Cablegate: Politicians Press Central Bank to Cut Interest

This record is a partial extract of the original cable. The full text of the original cable is not available.

281525Z May 03





E.O. 12958: N/A


1. (SBU) Government ministers continue to ratchet up the
pressure on the Central Bank to cut overnight interest rates,
arguing that such a move is needed to weaken the
recently-robust lira and prevent Turkey's growing current
account deficit from deteriorating further.

2. (SBU) The pressure began to rise last Friday, after the
Central Bank reported that the current account deficit had
reached 2.368 billion in the first quarter, compared to a
$479 million deficit in the first quarter of 2002. The
official target for the year is $3.5 billion. Shortly after
the Bank's announcement, Finance Minister Kemal Unakitan
predicted a rate cut "soon." Prime Minister Erdogan said he
was confident the Bank would lower rates, adding that a 3-5
percentage point cut (from the current 41 percent) would help
"balance" the exchange rate. "We hear the suffering of the
business world. God willing the Central Bank governor and
his team hear the sensitivity on this issue, and I think they
will take the necessary steps."

3. (SBU) On May 28, following a meeting with the visiting
IMF Mission Chief, Union of Chambers President Rifat
Hisarciklioglu publicly reminded politicians that the Central
Bank was an independent organization and should not be
pressured on interest rates. Such pressure, he warned, would
hurt Turkey's image in global markets. Industry Minister Ali
Coskun replied that the GOT was not interfering in the
Central Bank's business, but said he personally expected the
Bank to be "sensitive" and reduce interest rates further.

4. (SBU) State Minister Kursad Tuzmen, the always outspoken
advocate of exporters, issued the strongest statement so far
today. He urged the Bank to take steps immediately to weaken
the lira, warning that "independent bodies preserve their
independence by acting earlier, more actively, before their
independence becomes a subject for debate. That would be
craftsmanship, competence."

5. (SBU) Central Bank Governor Sureyya Serdengecti told us
last week (reftel) that the Bank would not stray from its own
measures to determine whether and when to lower interest
rates. Serdentecti defended the Bank's independence in a
speech to opposition CHP deputies today, reportedly saying
that "you don't cut rates just because the marekts expect it
or because there is political pressure to do so."

6. (SBU) Some market analysts are joining the call for
Central Bank action.

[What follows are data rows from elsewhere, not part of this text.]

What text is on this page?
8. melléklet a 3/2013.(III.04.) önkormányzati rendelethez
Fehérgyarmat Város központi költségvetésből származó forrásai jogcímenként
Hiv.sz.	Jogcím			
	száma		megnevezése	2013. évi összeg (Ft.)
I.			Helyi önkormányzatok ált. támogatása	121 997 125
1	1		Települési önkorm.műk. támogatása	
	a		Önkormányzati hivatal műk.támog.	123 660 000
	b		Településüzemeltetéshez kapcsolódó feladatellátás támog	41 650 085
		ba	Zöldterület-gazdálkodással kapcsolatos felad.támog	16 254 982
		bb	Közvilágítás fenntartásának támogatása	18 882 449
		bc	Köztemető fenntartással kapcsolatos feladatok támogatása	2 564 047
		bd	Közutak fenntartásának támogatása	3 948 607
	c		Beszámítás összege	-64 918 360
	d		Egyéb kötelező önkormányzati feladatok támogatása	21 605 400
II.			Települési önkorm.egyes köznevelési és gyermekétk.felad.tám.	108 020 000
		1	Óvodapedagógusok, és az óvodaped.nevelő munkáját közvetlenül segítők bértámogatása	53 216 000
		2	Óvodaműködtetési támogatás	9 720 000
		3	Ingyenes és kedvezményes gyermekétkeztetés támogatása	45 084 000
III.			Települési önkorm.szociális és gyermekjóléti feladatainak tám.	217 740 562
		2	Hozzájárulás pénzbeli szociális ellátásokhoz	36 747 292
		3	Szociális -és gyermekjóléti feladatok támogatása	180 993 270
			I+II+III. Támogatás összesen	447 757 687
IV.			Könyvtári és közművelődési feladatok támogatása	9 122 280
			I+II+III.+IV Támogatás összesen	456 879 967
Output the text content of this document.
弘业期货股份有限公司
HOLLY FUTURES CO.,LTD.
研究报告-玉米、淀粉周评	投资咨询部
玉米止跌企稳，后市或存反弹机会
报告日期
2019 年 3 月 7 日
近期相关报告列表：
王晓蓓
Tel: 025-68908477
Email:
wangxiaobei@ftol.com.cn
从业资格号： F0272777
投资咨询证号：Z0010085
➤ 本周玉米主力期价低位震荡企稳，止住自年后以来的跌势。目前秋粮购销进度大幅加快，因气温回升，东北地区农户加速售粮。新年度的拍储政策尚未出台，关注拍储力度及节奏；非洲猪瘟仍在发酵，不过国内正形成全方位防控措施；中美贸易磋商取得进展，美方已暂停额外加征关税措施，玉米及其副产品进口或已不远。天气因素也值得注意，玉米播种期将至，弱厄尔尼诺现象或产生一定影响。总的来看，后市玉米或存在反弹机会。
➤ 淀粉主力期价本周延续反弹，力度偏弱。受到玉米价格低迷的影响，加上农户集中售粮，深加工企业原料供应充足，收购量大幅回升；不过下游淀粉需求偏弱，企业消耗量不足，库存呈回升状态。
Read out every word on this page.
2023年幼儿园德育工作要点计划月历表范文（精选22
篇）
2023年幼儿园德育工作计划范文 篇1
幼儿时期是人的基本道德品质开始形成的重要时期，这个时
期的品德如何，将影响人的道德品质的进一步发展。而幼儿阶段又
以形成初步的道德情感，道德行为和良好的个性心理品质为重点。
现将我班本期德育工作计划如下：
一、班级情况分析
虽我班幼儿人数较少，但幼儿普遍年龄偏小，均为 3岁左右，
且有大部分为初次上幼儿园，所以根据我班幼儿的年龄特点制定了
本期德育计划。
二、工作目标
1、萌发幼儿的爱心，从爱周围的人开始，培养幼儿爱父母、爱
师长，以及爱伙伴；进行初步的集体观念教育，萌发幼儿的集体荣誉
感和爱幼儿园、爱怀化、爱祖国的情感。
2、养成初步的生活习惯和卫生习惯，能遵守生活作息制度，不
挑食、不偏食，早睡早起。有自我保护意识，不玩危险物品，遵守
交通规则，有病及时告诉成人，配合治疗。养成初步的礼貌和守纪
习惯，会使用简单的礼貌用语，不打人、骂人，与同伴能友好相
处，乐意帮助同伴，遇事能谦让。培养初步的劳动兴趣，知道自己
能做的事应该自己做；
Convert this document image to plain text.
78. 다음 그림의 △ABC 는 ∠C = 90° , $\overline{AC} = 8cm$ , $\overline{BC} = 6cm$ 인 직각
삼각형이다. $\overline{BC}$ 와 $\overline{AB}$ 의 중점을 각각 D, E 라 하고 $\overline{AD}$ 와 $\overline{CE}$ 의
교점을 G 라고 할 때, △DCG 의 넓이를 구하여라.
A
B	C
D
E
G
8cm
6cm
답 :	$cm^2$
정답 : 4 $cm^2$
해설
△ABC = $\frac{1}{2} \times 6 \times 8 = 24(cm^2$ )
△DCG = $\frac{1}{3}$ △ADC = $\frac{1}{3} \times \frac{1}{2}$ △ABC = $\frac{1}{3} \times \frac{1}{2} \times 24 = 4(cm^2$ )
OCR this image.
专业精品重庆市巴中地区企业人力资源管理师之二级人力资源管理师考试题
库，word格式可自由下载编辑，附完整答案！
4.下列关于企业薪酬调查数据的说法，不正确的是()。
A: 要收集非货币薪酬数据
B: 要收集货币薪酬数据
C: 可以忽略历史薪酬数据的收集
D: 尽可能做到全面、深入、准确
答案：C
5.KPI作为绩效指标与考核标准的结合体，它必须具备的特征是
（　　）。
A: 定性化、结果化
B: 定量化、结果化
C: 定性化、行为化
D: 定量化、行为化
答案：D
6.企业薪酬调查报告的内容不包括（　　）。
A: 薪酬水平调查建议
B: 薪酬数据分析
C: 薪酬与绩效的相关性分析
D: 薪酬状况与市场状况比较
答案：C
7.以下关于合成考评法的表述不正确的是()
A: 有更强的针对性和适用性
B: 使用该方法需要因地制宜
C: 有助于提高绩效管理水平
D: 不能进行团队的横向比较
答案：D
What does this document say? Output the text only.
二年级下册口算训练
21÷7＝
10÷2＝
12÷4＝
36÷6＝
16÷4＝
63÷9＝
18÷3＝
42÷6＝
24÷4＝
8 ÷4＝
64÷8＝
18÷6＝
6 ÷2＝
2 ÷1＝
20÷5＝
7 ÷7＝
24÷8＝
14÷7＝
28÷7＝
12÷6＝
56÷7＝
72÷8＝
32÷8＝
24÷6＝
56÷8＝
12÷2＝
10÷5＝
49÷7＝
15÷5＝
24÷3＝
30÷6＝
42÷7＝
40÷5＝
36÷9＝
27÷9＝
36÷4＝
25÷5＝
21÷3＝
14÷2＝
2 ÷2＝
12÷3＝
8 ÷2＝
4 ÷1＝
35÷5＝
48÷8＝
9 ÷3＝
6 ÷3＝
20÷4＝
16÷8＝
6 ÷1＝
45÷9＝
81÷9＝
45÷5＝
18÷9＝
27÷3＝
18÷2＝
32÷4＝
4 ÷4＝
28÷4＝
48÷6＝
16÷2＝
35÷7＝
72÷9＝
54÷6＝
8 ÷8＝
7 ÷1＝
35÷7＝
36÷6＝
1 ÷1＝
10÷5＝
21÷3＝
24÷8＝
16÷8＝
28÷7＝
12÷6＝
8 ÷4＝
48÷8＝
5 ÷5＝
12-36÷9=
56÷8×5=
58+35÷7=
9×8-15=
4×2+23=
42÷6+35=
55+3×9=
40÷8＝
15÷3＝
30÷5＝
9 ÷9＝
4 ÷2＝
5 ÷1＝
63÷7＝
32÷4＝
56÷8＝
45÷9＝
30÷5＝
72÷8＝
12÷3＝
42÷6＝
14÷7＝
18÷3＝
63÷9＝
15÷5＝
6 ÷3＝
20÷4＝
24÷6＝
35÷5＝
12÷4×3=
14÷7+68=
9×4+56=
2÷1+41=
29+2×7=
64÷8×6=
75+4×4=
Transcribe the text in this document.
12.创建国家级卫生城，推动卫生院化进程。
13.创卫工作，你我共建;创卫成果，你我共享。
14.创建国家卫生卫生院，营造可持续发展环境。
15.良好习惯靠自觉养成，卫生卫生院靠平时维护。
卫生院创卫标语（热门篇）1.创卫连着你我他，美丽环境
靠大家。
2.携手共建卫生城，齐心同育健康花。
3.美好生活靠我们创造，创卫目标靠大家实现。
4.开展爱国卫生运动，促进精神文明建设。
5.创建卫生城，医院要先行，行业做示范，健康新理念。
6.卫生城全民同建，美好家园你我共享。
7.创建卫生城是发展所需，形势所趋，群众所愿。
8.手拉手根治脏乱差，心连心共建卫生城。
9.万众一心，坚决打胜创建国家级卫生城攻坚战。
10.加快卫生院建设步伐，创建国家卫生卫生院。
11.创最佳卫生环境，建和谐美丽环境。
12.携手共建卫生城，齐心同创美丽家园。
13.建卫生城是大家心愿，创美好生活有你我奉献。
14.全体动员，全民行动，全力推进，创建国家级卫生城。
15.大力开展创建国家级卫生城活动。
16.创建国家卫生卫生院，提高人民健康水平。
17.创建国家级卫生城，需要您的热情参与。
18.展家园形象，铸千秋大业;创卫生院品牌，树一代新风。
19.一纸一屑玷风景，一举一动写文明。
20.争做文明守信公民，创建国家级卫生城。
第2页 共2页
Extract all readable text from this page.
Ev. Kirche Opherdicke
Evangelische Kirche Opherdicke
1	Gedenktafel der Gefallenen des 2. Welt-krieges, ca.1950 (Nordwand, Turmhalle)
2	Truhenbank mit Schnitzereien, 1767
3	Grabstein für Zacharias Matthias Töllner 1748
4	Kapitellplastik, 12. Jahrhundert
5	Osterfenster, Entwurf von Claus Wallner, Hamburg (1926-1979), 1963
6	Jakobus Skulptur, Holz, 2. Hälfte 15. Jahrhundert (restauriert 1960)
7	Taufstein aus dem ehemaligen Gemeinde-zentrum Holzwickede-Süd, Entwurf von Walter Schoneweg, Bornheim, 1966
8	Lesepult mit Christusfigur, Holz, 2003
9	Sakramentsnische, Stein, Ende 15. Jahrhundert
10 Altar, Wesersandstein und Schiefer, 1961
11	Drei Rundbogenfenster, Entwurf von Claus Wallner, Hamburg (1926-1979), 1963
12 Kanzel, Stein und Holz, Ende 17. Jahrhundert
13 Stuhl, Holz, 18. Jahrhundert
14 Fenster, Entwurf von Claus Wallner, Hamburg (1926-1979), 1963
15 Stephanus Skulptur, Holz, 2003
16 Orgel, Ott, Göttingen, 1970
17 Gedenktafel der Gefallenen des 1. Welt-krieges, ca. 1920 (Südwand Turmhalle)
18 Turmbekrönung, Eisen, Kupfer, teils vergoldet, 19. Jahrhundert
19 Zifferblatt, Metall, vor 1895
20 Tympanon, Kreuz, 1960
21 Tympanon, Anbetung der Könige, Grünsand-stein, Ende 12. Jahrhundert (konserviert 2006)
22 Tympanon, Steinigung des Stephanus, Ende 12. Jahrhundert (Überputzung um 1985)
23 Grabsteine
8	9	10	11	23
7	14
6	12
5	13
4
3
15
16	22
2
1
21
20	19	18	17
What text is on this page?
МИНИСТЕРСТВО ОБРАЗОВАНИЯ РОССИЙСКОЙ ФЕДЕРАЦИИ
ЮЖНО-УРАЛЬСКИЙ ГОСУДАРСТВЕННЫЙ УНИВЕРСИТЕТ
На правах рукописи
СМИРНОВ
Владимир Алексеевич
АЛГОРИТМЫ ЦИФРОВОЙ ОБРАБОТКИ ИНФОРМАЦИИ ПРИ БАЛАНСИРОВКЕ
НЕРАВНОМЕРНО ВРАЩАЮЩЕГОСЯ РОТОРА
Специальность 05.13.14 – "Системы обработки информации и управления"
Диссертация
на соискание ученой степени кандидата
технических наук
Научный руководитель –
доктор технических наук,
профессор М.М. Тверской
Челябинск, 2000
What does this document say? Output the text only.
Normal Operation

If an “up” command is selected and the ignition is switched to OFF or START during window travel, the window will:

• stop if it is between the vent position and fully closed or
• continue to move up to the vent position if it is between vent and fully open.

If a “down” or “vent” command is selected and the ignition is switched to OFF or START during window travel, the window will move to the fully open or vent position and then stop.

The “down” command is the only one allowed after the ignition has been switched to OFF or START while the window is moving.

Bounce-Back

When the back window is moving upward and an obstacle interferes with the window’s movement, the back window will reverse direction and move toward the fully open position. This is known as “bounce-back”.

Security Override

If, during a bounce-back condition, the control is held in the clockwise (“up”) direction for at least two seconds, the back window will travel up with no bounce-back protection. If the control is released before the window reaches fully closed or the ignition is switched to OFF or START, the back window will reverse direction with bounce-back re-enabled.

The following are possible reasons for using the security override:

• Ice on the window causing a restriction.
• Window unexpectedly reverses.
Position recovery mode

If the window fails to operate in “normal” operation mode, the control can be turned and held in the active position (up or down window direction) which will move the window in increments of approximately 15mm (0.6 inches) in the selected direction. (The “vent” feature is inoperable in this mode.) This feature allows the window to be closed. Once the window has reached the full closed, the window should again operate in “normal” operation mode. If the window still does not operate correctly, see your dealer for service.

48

HSBC argued that, since the strong lira
was putting downward pressure on inflation and inflationary
expectations were falling, there was a strong economic
argument for a rate cut, which in turn would allow yields on
government t-bills to fall. Other analysts said growing
expectations for a rate cut contributed to today's decline in
t-bill yields, with the benchmark 07/07/04 bill paying 48.76
percent, down from 50.15 percent Tuesday.

7. (SBU) Comment: Whatever the arguments for a rate cut,
this strong public, political pressure puts the Central Bank
in a bind. Should it decide to reduce overnight rates, it
will be hard pressed to convince observers that it is doing
so for economic reasons rather than in response to political
pressure. CB Governor Serdengecti is acutely aware of the
need to maintain credibility, and of how quickly he can lose
that credibility if markets begin to question his
independence and commitment to disinflation.